Se hizo esperar pero al final llegó. Me pongo la campera, la gorra, la bufanda, los guantes, salgo a la vereda de casa, hundo las botas en la nieve, y tomo un café. El cielo desborda de azul. Es la primera vez que me alegro por la llegada del invierno. Increíblemente, lo había extrañado.

***

Un copo de nieve se desprende de la rama de un árbol y con el resplandor del sol se produce un efecto mágico. 
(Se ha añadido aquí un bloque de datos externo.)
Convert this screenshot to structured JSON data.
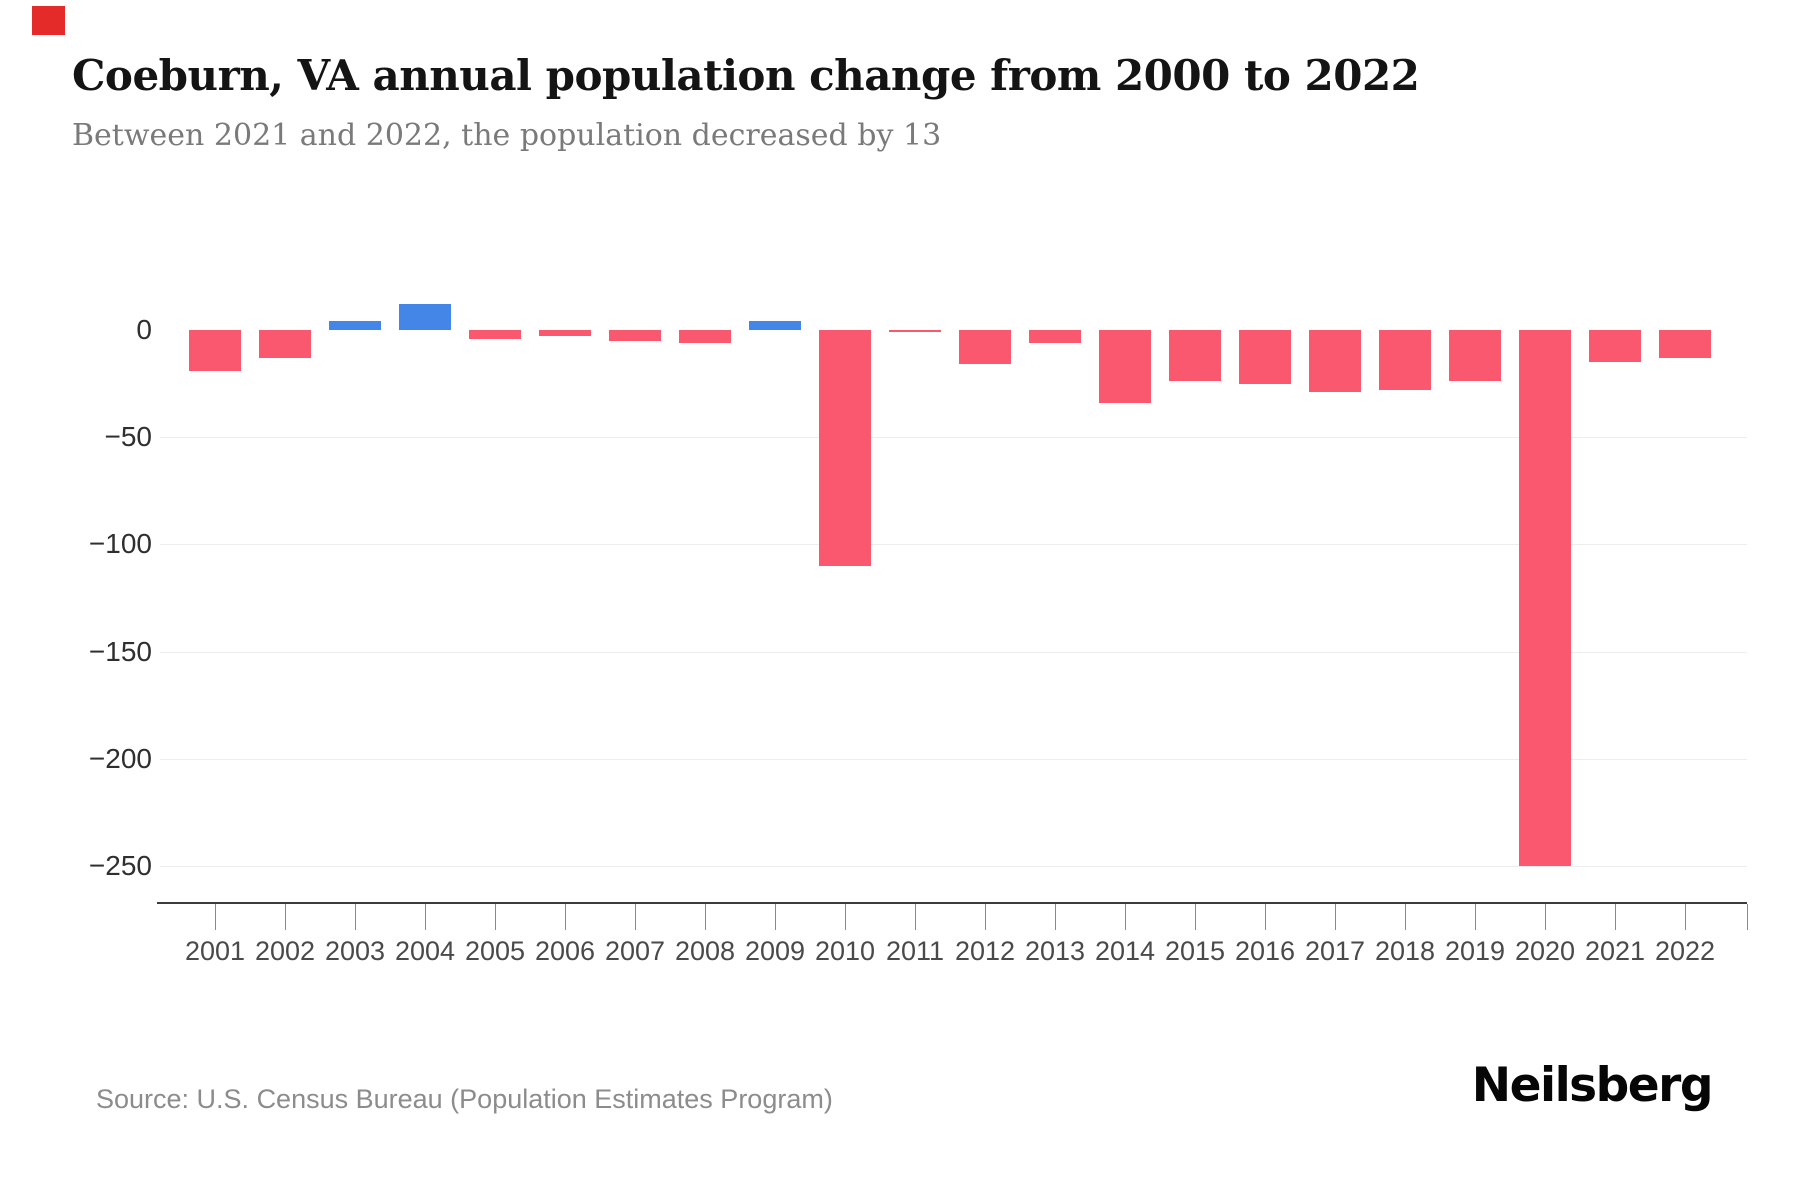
{
  "brand": {
    "mark_color": "#e52a2a",
    "logo": "Neilsberg"
  },
  "header": {
    "title": "Coeburn, VA annual population change from 2000 to 2022",
    "subtitle": "Between 2021 and 2022, the population decreased by 13"
  },
  "footer": {
    "source": "Source: U.S. Census Bureau (Population Estimates Program)"
  },
  "chart_data": {
    "type": "bar",
    "title": "Coeburn, VA annual population change from 2000 to 2022",
    "categories": [
      "2001",
      "2002",
      "2003",
      "2004",
      "2005",
      "2006",
      "2007",
      "2008",
      "2009",
      "2010",
      "2011",
      "2012",
      "2013",
      "2014",
      "2015",
      "2016",
      "2017",
      "2018",
      "2019",
      "2020",
      "2021",
      "2022"
    ],
    "values": [
      -19,
      -13,
      4,
      12,
      -4,
      -3,
      -5,
      -6,
      4,
      -110,
      -1,
      -16,
      -6,
      -34,
      -24,
      -25,
      -29,
      -28,
      -24,
      -250,
      -15,
      -13
    ],
    "yticks": [
      0,
      -50,
      -100,
      -150,
      -200,
      -250
    ],
    "ytick_labels": [
      "0",
      "−50",
      "−100",
      "−150",
      "−200",
      "−250"
    ],
    "ylim": [
      -260,
      20
    ],
    "xlabel": "",
    "ylabel": "",
    "grid": true,
    "legend": "none",
    "positive_color": "#4486e8",
    "negative_color": "#f9586e"
  }
}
miércoles, 9 de enero de 2013

milagros


XVIII

Una mañana me sorprendió su primera carcajada. 
¿Cómo “aprendió” a reír?



milagros


XVI

Frente a las ventanas de casa se ve el final del parque y los tranvías rojos que van hacia el mar de Scheveningen. Pasan uno detrás del otro, cada cinco minutos, y con Fabrizio pegado al pecho siento el calor del abrazo como una huella blanda, profunda, silenciosa. “Que el mundo siga girando a su antojo; no tengo prisa”. Recuesto a mi hijo sobre las rodillas, me mira con ojos curiosos, deja escapar unos sonidos como si quisiera contarme algo, me sonríe, le doy un beso en la nariz. 

XVII

“Mirá el milagro que hicimos juntos”, me dice Chris señalándome a Fabrizio mientras lo paseamos en el cochecito. Me emociono hasta las lágrimas, abrazo a Chris, beso a mi hijo, recojo castañas debajo de los árboles, y seguimos caminando en silencio.